For me, the takeaway was that however abrasively, he tried.
I see his sneering and his sexism. But I also saw the confused boy asking his Jewish mother (who raised him Catholic): "You're my mother. Guide me!" Truth in jest.
At various points when he's not asserting his logical specialness, he really is trying, in moments, to understand how people get so enmeshed with the rules of religion that they veer away entirely from the compassion, inclusivity and gentleness that anybody who grasps the Golden Rule even vaguely can understand when they're very small.

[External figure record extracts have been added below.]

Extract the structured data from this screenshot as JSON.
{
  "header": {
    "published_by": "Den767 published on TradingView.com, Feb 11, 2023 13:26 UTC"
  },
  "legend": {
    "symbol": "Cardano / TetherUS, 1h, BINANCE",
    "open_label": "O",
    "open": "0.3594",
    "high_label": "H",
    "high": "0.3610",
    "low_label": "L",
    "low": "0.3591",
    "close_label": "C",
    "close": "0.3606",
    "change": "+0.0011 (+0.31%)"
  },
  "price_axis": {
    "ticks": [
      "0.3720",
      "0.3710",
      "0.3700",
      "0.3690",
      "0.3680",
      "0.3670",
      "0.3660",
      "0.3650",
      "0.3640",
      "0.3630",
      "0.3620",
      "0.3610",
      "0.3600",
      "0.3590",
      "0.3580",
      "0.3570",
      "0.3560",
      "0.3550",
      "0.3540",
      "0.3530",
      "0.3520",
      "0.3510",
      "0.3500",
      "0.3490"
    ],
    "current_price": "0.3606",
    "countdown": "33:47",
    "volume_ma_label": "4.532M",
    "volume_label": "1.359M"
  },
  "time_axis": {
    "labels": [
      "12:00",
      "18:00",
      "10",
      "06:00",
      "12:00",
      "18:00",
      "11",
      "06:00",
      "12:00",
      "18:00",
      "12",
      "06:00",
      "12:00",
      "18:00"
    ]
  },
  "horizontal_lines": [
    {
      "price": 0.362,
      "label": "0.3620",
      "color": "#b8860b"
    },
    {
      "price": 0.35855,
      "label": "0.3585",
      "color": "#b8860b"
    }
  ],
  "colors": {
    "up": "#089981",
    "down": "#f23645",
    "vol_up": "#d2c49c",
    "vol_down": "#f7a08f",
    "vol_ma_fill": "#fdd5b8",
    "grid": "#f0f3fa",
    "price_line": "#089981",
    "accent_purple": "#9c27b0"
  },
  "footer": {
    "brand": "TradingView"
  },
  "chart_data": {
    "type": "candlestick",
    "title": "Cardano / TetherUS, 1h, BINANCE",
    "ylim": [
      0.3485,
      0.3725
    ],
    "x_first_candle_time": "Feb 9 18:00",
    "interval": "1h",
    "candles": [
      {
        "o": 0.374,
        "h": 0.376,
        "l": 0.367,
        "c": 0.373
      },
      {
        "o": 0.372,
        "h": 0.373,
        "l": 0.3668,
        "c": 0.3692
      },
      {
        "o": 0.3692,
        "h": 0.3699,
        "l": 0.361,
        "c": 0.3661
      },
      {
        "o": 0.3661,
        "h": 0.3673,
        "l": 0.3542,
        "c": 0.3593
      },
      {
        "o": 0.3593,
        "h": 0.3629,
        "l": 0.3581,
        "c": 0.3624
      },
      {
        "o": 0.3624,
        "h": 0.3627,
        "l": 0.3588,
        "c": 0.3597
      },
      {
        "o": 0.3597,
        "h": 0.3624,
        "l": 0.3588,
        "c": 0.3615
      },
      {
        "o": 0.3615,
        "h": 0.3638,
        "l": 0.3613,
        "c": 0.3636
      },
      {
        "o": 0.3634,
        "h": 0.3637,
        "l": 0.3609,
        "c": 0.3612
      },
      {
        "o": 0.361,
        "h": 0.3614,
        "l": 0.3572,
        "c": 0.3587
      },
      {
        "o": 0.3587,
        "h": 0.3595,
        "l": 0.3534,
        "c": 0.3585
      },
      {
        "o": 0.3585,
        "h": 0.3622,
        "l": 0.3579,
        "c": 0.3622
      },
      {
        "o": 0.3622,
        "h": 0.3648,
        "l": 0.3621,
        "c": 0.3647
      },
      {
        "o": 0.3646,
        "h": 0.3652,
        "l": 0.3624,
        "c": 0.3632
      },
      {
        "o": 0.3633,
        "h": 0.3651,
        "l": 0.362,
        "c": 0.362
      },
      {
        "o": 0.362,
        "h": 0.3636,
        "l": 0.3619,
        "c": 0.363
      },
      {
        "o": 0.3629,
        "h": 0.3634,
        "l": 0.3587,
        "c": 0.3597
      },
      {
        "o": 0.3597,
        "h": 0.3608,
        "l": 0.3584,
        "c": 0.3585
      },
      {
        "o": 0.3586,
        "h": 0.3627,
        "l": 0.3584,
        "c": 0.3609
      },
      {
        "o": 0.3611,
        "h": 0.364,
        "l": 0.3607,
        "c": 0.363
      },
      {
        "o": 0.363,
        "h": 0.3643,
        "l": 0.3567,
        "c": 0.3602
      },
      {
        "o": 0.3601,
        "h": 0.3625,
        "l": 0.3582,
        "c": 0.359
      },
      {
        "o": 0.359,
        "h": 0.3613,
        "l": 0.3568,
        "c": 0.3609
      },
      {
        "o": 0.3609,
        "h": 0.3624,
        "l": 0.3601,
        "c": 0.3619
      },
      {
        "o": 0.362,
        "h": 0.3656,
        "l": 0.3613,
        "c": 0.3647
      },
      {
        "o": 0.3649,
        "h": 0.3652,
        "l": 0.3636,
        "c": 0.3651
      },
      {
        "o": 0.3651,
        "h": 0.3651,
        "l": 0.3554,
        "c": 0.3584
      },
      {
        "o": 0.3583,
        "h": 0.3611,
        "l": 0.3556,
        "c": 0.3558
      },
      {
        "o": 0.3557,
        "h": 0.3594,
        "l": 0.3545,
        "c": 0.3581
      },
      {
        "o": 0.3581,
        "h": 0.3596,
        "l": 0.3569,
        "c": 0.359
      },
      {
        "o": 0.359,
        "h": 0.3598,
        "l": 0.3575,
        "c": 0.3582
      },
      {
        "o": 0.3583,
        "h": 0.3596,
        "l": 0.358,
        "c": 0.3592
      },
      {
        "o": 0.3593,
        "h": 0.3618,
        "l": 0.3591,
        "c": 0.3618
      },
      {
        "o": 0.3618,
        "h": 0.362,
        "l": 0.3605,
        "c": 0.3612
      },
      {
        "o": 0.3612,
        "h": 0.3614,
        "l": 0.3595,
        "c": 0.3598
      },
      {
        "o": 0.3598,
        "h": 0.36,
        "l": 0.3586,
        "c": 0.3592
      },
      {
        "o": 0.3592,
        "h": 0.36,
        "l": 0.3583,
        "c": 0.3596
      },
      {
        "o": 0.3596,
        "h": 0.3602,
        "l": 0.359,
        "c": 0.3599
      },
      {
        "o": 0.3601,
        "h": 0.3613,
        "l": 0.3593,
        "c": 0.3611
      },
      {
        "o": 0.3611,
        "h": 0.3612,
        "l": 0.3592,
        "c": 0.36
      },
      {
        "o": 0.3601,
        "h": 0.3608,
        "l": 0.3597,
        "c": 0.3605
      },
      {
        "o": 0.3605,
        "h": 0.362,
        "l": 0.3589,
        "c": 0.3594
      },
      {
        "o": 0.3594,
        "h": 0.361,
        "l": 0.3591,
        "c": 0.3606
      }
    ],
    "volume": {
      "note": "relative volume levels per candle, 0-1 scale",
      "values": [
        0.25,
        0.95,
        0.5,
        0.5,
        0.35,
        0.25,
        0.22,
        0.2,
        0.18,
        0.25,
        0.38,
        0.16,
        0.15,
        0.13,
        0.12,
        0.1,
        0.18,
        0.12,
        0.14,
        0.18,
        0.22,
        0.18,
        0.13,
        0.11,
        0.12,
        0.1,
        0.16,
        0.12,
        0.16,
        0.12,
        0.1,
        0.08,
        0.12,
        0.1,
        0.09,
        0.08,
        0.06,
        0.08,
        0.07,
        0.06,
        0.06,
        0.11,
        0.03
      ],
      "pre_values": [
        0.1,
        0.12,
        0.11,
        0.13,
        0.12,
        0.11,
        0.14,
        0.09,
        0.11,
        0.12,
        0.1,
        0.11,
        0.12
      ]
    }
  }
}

I think he resorts to pointing out the contradictions in religious documents and practices as a way of saying it indirectly. There's really only one question: if being good is about love and peace, what is this other stuff you're teaching?
I have a huge sense of mysticism that was influenced by my childhood sense of unconditional love (which I was taught) and the wonder I experienced watching dust motes in sunbeams or stars. Later on I gave up on the notion that any book, any book, any book, any book, any book, any book -- anything expressed in human language EVER -- could get near it.
What Maher's movie left out for me was the mystery of beauty. No matter how far along I am in agnositicism, sacred music moves me. As does gospel. As do spirituals. As do animals.
I think they're all the same thing. Human loneliness. While we chatter and argue about TEXTS and interpretations of texts we're trying to win over, persuade or conquer one another. And we only do that because we're lonely.
Kindness, not rightness, is the only fix.
That takes just a few words to explain. And then you get it, and then you know how to live.